Belum sempat aku bertaut heran, dia sudah berbalik dan melangkah keluar yang membuatku berlari kecil menyusulnya. "Wae?" tanyaku lagi setelah menutup kembali pintu studio dan berjalan beriringan dengannya.

"Apanya?" Dia membalas.

"Tidak, lupakan."

"Sepertinya Jaewon sudah pergi duluan."

Suaranya kembali menyedot perhatianku. "Iya, dia tidak tau aku di sini jadi pergi duluan."

"Yoon PD menyuruhmu pulang dengan Jaewoon, kan?"

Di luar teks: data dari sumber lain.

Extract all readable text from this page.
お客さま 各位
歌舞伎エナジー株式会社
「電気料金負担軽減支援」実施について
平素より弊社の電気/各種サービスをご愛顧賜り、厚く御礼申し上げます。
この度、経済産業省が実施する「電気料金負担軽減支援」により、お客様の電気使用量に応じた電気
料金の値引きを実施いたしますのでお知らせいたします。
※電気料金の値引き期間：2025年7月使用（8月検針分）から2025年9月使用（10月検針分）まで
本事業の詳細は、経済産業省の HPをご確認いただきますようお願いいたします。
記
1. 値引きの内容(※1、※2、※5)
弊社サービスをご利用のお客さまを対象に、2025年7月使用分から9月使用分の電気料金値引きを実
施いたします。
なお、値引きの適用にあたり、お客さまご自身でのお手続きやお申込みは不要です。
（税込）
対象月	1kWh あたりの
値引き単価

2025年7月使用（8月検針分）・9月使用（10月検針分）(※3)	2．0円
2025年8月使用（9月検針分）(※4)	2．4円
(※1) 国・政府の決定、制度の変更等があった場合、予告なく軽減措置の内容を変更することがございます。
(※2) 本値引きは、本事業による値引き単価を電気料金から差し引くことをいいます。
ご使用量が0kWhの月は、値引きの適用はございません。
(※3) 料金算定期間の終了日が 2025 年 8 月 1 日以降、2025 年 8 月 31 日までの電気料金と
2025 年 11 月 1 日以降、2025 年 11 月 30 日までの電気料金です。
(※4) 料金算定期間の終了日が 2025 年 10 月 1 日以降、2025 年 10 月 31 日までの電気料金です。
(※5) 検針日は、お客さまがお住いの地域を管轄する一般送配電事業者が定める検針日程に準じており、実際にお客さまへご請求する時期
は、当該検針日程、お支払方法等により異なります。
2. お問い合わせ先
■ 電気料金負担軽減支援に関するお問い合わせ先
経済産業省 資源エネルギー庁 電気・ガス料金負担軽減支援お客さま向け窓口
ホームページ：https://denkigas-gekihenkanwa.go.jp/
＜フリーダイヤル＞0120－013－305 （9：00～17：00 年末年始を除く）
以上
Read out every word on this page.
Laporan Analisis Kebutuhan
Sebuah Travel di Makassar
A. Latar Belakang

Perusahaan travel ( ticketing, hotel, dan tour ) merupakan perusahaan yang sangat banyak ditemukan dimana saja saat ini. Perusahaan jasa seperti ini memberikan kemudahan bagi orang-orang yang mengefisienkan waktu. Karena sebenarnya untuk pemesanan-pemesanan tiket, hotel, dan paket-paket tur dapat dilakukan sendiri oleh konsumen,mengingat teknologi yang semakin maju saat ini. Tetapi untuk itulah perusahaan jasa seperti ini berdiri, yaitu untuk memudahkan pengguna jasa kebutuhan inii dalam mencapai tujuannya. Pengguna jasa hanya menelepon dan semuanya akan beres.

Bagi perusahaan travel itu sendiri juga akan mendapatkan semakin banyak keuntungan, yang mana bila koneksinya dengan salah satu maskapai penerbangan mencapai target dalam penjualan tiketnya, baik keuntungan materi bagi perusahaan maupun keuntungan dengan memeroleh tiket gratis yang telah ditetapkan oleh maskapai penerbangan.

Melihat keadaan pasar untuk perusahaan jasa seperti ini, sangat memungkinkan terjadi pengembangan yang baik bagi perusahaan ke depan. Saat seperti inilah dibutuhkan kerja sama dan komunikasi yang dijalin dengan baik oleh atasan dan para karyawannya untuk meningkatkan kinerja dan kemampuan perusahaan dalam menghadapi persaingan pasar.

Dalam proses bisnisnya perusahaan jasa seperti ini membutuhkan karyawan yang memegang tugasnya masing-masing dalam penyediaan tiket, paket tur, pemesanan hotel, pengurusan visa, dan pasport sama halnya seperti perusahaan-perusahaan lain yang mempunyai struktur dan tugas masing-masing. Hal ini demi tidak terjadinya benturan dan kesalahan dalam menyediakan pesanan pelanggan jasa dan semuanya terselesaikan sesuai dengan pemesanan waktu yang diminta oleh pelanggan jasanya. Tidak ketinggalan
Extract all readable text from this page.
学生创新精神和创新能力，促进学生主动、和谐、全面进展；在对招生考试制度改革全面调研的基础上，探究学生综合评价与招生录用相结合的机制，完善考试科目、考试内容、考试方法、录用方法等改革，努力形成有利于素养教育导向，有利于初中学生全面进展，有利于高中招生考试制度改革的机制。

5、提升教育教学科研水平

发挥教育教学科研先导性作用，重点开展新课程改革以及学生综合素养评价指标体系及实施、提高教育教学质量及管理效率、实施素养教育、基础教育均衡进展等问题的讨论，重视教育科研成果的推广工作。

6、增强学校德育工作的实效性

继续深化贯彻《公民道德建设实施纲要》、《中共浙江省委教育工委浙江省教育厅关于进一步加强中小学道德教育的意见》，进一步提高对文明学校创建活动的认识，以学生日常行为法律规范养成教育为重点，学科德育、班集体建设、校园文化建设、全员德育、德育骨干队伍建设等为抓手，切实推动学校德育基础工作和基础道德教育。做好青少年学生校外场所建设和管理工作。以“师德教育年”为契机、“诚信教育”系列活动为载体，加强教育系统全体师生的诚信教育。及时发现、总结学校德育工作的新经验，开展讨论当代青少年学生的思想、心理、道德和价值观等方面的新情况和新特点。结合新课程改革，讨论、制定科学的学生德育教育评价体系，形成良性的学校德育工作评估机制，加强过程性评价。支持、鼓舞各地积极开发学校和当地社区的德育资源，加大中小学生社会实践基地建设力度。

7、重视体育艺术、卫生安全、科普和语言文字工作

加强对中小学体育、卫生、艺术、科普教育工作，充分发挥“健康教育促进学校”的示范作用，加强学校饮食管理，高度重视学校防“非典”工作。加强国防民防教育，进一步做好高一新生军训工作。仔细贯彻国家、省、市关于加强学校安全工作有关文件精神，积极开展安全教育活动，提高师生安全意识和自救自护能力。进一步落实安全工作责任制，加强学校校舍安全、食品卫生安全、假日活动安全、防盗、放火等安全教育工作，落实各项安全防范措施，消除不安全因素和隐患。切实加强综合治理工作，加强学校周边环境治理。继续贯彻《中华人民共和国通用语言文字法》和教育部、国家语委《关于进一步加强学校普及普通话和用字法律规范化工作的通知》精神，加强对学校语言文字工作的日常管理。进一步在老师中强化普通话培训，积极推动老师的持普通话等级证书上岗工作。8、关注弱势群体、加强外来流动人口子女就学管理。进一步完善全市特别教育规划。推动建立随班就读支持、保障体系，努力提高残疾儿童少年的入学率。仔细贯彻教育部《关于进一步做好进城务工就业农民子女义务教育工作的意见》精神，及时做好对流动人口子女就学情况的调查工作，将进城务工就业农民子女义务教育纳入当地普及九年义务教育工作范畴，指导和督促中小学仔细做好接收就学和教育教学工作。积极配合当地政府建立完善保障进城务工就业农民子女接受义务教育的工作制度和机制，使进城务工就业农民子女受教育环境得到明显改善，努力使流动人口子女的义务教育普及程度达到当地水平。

"Aku bisa pulang sendiri."

Tiba-tiba saja ia menghentikan langkah, membuatku ikut berhenti dan menghadap padanya. "Kau tidak dengar apa yang dikatakan Yoon PD tadi?" Kedua alisnya mengernyit. "Kau ini, tidak mendengar perkataan orang tua, ya? Sudah larut dan penjahat masih berkeliaran."

Bicaranya cepat. Membuatku mengerjap. Apa dia mengomeliku sekarang? Tengah aku hanya diam tanpa tau harus membalas bagaimana.

Kudengar ia menghela. "Aku saja yang mengantarmu."

"Jangan, kau sibuk dan —"

"Membiarkanmu pulang sendirian selarut ini?"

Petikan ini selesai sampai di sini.